While stalking the family tree, I ponder dust storms in the high mountains

Family with trophy tree, Snowy Range, Wyoming

Warm December days, still nights and lunar eclipses probably presage a cold, windy snowy Christmas. But for now, I'm enjoying the weather.

I as thinking of the weather yesterday when hiking up a snow-packed trail near Corner Mountain in the Snowy Range. Our family was in search of our Christmas tree. We don't need snowshoes because we stay on the cross-country ski trail which has been packed down by cross-country skiers and no new snow has been added the past five days.

There's good snowpack this year, thus far, despite the recent warm spell. But if it's to equal last year's record, it will have to start snowing again and keep it coming through May. Last spring and early summer flood warnings were in effect all over Wyoming. This was the second year for that after a decade of drought. That's how it goes in the West.

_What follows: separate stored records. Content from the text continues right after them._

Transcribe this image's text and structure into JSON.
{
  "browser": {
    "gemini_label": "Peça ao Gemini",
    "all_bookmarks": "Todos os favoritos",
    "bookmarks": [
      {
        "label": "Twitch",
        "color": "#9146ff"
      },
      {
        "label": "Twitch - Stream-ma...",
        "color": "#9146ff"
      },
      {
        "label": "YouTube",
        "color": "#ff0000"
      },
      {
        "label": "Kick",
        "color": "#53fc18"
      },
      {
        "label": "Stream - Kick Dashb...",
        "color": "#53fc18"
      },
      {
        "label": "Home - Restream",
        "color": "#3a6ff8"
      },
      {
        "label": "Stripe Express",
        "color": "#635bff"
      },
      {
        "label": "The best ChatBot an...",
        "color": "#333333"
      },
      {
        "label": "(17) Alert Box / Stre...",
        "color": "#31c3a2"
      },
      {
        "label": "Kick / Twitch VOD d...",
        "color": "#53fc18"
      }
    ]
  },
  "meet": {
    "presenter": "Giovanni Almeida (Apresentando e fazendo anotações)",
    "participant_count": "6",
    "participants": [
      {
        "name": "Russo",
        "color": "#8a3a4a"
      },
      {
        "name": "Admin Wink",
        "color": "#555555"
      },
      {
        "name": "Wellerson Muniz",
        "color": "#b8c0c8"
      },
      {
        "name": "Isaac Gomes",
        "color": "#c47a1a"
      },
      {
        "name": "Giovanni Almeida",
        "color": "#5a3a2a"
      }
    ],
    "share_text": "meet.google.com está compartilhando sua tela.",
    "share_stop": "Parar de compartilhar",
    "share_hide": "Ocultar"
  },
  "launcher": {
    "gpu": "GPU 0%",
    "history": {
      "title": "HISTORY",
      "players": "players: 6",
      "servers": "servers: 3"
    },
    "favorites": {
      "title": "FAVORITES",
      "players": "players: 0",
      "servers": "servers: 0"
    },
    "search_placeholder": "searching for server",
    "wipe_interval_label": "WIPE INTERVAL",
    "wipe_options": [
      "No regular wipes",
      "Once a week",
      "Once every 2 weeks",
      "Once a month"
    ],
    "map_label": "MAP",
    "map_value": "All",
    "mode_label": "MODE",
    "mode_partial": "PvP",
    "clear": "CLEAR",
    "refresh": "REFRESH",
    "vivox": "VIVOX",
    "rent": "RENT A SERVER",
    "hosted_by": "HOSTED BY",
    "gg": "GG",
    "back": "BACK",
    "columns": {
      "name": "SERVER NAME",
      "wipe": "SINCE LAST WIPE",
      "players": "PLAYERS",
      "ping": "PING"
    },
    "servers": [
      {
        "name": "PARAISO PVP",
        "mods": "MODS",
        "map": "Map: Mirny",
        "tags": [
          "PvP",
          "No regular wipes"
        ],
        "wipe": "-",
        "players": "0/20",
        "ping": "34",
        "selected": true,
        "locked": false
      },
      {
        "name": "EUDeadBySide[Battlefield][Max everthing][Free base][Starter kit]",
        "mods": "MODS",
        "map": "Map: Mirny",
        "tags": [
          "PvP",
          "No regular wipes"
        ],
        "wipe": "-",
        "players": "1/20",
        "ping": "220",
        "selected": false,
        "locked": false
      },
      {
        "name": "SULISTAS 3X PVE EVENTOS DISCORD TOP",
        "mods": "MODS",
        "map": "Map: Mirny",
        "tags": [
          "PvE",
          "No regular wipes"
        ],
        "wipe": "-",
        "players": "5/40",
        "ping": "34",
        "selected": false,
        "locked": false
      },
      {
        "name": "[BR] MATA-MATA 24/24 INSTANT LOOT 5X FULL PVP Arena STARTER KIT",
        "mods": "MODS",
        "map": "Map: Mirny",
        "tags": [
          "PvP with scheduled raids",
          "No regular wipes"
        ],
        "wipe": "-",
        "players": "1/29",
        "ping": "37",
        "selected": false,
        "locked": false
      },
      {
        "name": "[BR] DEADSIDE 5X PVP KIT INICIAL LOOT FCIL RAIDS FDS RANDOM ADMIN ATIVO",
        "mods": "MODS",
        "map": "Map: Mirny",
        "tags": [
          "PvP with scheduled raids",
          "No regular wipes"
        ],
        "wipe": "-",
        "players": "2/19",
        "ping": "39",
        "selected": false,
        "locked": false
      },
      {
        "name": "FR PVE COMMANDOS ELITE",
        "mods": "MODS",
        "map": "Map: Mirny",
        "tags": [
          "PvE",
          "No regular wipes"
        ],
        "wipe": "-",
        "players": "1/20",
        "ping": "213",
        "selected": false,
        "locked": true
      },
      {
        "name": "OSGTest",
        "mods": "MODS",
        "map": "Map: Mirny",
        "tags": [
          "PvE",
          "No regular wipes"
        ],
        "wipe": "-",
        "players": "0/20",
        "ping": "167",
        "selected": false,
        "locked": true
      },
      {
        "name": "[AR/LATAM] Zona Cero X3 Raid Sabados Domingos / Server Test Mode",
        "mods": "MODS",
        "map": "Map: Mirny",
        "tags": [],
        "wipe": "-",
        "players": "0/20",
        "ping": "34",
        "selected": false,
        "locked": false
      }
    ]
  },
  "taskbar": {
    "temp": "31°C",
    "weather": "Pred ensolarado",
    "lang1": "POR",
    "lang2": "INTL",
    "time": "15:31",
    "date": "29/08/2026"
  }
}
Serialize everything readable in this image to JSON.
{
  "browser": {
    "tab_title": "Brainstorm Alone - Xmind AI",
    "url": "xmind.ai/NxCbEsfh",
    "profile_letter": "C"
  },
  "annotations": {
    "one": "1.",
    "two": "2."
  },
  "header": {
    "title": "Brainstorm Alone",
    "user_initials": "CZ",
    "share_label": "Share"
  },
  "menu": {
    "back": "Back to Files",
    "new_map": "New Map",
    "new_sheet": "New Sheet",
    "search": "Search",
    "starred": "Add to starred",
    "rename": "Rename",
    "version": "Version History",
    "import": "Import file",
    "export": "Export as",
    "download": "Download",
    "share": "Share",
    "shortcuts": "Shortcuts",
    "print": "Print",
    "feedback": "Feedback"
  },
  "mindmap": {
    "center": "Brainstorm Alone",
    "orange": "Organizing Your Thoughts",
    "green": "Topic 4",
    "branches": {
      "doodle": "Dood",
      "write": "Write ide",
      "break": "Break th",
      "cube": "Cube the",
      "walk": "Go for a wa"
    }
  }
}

The snow-melt cycle may be changing, according to an article in the New York Times. Dust that originates in the Four Corners region may be increasing and that may affect what happens in the Rockies each spring. There is an entity invesitating this and you can check out some of their finding at a web site. The Colorado Dust-on-Snow (CODOS) project is part of the Center for Snow and Avalanche Studies based in Silverton, Colo. There may not be a better place for snow and avalanche research than Silverton.

The NYT article was fascinating. Here's an excerpt:
In the last few years, winter dust storms on the high peaks of the Rocky Mountains in Colorado have sharply increased in number, affecting the rate of melting snows into the Colorado River, a main source of water for agriculture and for the drinking supply for more than 20 million people. Of 65 so-called dust-on-snow events since 2003, when tracking began, 32 have struck in just the last three years, according to the Center for Snow and Avalanche Studies, a nonprofit research group based in Silverton, Colo. Dust can accelerate how fast snow melts because it absorbs heat.
“It’s not a mysterious process,” said Chris Landry, the organization’s executive director. “Anybody who has thrown coal dust on their driveway or sidewalk to melt it down knows the theory.”
Much of the dust carries a distinct chemical signature, too, heavy in iron oxides. The same rust-colored mineral that makes red-rock canyon country of Utah and Arizona can also absorb solar energy, again potentially accelerating the rate and timing of snow melt in crucial watersheds.
Looking at the CODOS study map, I notice that two of the research areas are in northern Colorado at the headwaters of the North Platte. I'm going to look into those stats to see how it affects the river that flows through half of Wyoming.

So, at the same time we're getting more snow, it's melting faster. The land dries out and we get more dust storms in Utah, Arizona and California. Visibility suffers. Asthma cases increase. Read Kirk Johnson's Dec. 10 NYT article about changing air quality in the West. 

All of this, of course, is tied in with global climate change.

As I hike the winter Rockies, I think about that all that. We're on a family outing. We have a U.S. Forest Service permit in hand that allows us to thin the tree herd. There will be a line of cars and trucks all day shuttling in and out of the Snowies with trophy trees on their roof racks. The USDA says that this tree-trimming helps to maintain a healthy forest. There are environmentalists who say it is a waste of time and energy. That may also be true. Our forests are in trouble, which is definitely true. On Sunday, we walked among beetle-killed trees. This area is not so bad compared to other parts of the Snowies, especially the west slope where campground have been closed for the culling of beetle-killed trees. 

We bagged out tree and had a great time. Dust, meanwhile, was all around us but hard to see. Hard to see, but taking its toll.